Presumably headaches don’t have infinite disvalue. However, if human life has infinite value then shortening a human life would have infinite disvalue, much like removing an infinitely valuable art piece from an art collection a second earlier would have infinite disvalue. If this is true then shortening a human life by 1 second would be worse than thousands of non lethal headaches. Additionally, this would mean that a quadrillion animals being tortured to death would be less bad than one human having their life cut short.
If a human life has infinite value then bringing one extra human into existence would be worth all sacrifices that don’t eliminate human life. This is very implausible.
Additionally, if human life had infinite value, given that 2 times infinity = infinity, this would mean that saving one human would be just as good as saving two humans. This isn’t plausible.
When responding to the earlier objections to human life being equal, Rasmussen and Bailey could argue that humans have equal intrinsic value, but different instrumental value. So while all humans have the same intrinsic value, if one will have a better life, it’s more important to bring them into existence. However, if they hold that humans have infinite value, then they can’t hold this, because any non human intrinsic value would be infinitely dwarfed by the intrinsic value of humans.
This also runs afoul of their second argument, which says
Our second argument unfolds as follows:
I1. We are all equally overall valuable
I2. We differ with respect to instrumental value
I3. If so, then either we differ with respect to final value, or we are all overall infinitely valuable
I4. Therefore, either we differ with respect to final value, or we are all overall infinitely valuable (from I1-I3)
I5. We do not differ with respect to final value I6. Therefore, we are all overall infinitely valuable (from I4-I5)
This leaves them susceptible to the earlier objections to infinite value. On this account, drinking chemicals prior to pregnancy that will lead to a future baby having a worse life, would be morally neutral. After all, both infants that would be had would have infinite value.
They address one objection that I think doesn’t work, so I won’t bother quoting their response to that objection. Next, they address my basic objection (Albeit a very abridged version).
Another objection: the arguments presuppose that human beings are all equally and extremely valuable. This premise, however, is not a datum; rather, it is false. Here are three reasons. First, there is little reason to suppose we are all equally finally valuable. This equalvalue idea is a fiction; it is perhaps useful for modern liberal democracies – but hardly a sober truth. Human beings differ in all sorts of ways, including their final value. Second, it is unclear what final value could even come to here. It is probably best interpreted as (to borrow Peter Singer’s words) “obscurantist mumbo-jumbo.” Third, there is no reason to elevate human beings above the rest of nature as done in the arguments at hand. We are not angelic beings distinct from natural reality; we are parts of it, and subject to the same finitudes as the other animals (Singer could probably be recruited in defense of this final reason as well).

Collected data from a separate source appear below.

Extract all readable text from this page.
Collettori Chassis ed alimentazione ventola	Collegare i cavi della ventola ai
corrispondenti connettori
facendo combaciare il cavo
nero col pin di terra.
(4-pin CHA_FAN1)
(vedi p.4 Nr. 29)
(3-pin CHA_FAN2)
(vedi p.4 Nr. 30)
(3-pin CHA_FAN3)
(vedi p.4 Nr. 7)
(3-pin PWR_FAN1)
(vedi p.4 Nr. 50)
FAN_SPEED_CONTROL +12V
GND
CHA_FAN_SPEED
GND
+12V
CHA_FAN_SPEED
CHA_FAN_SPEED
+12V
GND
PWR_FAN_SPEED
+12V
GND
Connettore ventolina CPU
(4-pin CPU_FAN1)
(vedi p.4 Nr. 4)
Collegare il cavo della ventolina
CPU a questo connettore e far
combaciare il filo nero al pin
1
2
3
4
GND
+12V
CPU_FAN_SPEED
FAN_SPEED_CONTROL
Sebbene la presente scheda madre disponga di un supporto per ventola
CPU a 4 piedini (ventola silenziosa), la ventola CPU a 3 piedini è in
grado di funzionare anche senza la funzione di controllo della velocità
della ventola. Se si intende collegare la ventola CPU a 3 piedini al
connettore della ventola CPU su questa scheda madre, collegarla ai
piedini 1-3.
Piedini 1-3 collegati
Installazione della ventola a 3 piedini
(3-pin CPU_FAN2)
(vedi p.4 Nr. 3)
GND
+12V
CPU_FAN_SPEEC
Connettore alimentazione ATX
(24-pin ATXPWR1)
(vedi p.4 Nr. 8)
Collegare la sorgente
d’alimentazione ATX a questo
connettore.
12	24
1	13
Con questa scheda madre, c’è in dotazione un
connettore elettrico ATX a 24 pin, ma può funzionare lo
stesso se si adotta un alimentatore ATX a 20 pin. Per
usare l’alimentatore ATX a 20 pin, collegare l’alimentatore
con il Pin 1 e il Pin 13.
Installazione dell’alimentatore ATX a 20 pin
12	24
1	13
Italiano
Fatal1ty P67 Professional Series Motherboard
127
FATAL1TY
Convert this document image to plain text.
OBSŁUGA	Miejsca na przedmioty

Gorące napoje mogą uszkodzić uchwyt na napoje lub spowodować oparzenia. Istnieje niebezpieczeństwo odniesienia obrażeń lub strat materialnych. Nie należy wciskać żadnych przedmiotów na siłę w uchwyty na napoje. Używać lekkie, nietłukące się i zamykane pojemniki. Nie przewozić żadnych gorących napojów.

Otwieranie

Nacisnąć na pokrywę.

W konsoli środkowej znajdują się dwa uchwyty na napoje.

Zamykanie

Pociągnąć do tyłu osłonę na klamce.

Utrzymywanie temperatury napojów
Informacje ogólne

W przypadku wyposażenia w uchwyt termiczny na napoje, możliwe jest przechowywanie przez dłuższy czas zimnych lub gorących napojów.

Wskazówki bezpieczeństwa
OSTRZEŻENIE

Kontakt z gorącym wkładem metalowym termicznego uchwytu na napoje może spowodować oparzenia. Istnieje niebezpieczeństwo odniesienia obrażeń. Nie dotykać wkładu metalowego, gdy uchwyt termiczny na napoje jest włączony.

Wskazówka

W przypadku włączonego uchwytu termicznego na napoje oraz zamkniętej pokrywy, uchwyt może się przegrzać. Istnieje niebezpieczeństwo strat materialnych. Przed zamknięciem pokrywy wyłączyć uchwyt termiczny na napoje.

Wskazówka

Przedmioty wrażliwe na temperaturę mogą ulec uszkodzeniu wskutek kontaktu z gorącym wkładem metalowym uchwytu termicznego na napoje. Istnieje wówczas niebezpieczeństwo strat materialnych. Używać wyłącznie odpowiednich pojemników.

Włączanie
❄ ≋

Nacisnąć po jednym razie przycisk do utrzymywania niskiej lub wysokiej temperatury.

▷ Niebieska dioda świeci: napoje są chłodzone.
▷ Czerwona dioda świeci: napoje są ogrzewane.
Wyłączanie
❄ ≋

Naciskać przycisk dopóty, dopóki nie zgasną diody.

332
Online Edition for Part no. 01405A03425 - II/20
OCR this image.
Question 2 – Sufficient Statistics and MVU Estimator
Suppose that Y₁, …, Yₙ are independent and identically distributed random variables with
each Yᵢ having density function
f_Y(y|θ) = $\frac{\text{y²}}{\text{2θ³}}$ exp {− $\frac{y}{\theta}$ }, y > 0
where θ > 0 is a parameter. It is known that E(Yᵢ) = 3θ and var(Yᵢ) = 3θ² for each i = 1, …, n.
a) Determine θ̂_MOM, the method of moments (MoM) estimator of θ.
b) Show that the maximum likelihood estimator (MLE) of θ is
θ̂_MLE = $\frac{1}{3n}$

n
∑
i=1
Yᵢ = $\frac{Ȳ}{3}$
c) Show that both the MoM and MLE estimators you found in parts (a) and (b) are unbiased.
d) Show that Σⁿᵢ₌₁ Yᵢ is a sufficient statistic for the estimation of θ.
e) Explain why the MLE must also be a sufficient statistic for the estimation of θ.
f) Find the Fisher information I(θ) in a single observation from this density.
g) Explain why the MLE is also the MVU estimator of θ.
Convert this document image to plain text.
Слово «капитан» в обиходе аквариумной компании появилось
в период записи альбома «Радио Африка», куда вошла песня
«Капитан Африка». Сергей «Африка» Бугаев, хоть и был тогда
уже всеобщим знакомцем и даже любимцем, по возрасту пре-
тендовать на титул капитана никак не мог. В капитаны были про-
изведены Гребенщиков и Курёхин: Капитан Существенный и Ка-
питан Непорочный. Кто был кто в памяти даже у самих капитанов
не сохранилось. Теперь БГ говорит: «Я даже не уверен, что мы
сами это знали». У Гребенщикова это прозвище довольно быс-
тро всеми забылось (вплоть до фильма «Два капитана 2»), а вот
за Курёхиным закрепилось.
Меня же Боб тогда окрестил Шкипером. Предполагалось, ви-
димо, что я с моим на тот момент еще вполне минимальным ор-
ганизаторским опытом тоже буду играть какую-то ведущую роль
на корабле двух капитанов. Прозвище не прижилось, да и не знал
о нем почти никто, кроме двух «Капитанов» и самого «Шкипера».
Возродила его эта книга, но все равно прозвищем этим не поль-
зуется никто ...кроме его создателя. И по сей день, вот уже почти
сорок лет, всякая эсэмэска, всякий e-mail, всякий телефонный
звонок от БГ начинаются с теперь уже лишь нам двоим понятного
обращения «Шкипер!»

We reply: we have no argument for the premise in question and we will not attempt to refute these three promising objections. But we do have two comments. First, the equal and extreme value of human beings can do much to explain a wide range of ethical phenomena. That we are extremely valuable nicely accounts for the deep wrongness of murder, for example. That we are equally valuable nicely accounts for the wrongness of inequitable treatment. For this reason, we think the equal and extreme value of human beings is a hypothesis worth testing and extending, as our article does. Second, our arguments are of some value even for those who reject their starting premise. For our arguments uncover this interesting conditional: if we are all equally and extremely valuable, then there is very good reason to think we are infinitely valuable. Some may take this as a reductio of the antecedent or as a reason to accept the consequence; such is philosophy. But either way, our arguments shed new light.
I don’t think that this is able to explain things very well. Equitable treatment doesn’t follow from equal value. Murder’s badness can be explained on a utilitarian account. I think that their theory, even if able to explain two instances of bad things, is not very satisfactory. After all, nearly all theories can explain infinite bad things. This is thus a fairly shoddy criteria. I think their second point is fruitful and am in agreement. Because humans are not of infinite value, we cannot be of infinite value.
In terms of the argument attributed to Singer, one could adopt a much more modest principle to defend the view. To hold the view that humans, unlike animals, are infinitely valuable, they’d have to hold that torturing 1000000000000000000000000000000000000000000000000 animals in order to produce one extra human would be good overall, producing infinite value at a cost of merely finite value.
Finally, if human lives have infinite value, then we should ban nearly all risk taking. After all, we wouldn’t allow people to risk ruining the infinitely valuable painting. Heaven is often supposed to have infinite value—but we wouldn’t risk heaven being destroyed for trivial benefits. Thus, if humans have infinite values we should never take risks that could jeopardize our infinite value. We should never cross the street or drive, merely to have fun with friends. This would be risking infinite value for a finite value.
As usual, UNHINGED Bulldog attempts to acknowledge that “all men are NOT created equal”, legitimizing his perverse moral framework which justifies random electrocuting people during the super bowl and forcibly torturing people until they can be plugged into an experience machine against their will.